C’est en poursuivant cette recherche de saveurs intenses que j’ai découvert l’ail noir ou plutôt expérimenté, car ce n’est évidemment pas moi qui l’ai découvert au sens premier du terme…
Déjà rien que le nom. Ajoutez l’adjectif noir à n’importe quoi et la chose devient tout à coup mystérieuse : diamant noir, or noir, pavillon noir, soleil noir… L’insondable côtoie le secret, le rien semble être habité de tout, comme ayant absorbé l’ensemble des possibles. Et tout à coup, cet ail noir me semble être cette chose rare, précieuse, arrachée à une jungle dense où des populations préservées, dans des rais de lumière humides et épais, offrent à des divinités de pierre, ce présent de la terre… je m’emballe, je m’emballe.
Les premières têtes d’ail noir que j’ai trouvées, c’était chez Ali Import. Kris et Glenn Van Dorpe, passionnés de produits japonais et fournisseurs en algues pour l’Air du Temps** à Liernu, m’avaient raconté l’histoire de cet ail venant d’Aomori.
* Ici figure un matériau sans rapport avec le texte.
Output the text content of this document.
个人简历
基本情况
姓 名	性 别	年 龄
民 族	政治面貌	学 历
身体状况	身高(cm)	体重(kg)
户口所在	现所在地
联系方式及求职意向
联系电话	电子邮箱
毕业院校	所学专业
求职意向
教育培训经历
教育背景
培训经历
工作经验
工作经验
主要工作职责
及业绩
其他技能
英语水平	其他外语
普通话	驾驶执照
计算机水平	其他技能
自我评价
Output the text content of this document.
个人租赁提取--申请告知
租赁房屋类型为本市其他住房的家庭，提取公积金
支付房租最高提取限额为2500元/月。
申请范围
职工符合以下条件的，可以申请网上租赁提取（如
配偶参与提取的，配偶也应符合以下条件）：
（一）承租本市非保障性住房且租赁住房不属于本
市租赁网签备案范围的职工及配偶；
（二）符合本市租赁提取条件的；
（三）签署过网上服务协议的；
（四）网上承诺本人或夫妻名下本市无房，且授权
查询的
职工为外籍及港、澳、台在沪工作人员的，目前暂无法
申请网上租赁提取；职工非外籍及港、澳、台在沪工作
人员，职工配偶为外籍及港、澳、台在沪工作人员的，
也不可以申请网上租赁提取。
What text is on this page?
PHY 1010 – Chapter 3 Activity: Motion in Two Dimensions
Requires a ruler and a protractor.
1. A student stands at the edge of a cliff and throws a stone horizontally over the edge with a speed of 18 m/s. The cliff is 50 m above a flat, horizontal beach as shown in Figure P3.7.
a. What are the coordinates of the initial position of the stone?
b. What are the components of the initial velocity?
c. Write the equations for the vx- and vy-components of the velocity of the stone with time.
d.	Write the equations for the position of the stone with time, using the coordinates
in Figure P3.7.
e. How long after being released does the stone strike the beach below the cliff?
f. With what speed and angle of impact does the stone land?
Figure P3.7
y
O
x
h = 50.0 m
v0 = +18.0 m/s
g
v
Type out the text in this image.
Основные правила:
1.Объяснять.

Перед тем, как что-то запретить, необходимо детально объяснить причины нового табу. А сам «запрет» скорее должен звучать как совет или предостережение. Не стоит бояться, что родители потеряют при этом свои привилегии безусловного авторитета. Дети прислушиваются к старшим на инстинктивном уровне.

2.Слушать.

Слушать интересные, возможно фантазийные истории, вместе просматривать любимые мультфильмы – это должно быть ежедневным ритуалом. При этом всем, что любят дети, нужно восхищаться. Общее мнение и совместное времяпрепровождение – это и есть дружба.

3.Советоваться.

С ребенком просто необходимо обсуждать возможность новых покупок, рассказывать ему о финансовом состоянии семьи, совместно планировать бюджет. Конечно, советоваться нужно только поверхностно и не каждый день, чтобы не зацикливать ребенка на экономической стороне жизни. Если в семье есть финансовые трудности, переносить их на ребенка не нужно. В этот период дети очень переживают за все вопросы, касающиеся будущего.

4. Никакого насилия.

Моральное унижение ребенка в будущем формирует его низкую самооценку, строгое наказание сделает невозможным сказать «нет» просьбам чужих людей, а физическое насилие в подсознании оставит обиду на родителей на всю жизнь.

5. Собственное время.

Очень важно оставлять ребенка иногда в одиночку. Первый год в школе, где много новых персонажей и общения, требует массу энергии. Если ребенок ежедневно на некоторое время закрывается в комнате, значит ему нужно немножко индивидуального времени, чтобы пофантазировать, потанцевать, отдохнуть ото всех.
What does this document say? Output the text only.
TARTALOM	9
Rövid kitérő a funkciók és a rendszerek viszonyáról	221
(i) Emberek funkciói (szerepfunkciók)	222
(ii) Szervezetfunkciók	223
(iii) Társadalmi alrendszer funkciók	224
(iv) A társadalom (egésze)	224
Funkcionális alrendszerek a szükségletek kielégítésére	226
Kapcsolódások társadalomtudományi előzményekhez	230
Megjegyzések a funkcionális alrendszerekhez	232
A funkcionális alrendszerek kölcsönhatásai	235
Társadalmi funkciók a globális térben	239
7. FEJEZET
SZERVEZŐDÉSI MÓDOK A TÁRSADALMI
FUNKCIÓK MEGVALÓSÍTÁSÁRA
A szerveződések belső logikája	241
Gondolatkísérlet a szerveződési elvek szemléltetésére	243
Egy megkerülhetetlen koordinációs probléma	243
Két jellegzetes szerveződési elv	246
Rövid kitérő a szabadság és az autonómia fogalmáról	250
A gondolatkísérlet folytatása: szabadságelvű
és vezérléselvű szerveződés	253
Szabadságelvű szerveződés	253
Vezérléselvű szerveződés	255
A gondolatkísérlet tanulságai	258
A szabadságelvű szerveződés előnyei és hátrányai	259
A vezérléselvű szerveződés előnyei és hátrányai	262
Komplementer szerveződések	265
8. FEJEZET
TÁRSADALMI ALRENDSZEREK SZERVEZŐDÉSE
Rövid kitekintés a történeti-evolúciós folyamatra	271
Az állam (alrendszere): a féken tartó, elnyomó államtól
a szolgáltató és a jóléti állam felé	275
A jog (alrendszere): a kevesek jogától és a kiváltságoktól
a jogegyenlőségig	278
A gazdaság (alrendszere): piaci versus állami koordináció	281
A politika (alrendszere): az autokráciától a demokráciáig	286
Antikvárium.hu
L’aventure et le mystère étaient au rendez-vous avec ce produit fermenté près de deux mois dans une eau de mer de grande pureté, préservé par des récipients d’argile. Oooooooh !
Depuis j’en ai également trouvé chez Cru, originaire d’Espagne cette fois. L’aventure s’éloigne, je préférais ma version Bob-Moranesque, même si le goût me semble assez proche.
L’ail développe en effet des arômes puissants et ronds, tertiaires, confits où le pruneau chatouille la réglisse avec même une légère pointe balsamique. De plus, ce nouvel état lui donnerait des vertus immunitaires insoupçonnées.
Utilisé tel quel, en petits morceaux, dans une préparation froide (salade, tartare,…) ou chaud, en sauce, voilà une sensation musclée et inconnue qui devra être utilisée avec parcimonie sur des produits délicats (viandes blanches, poissons blancs, Saint-Jacques,…) et plus affirmée sur des viandes goûteuses ou sur du gibier.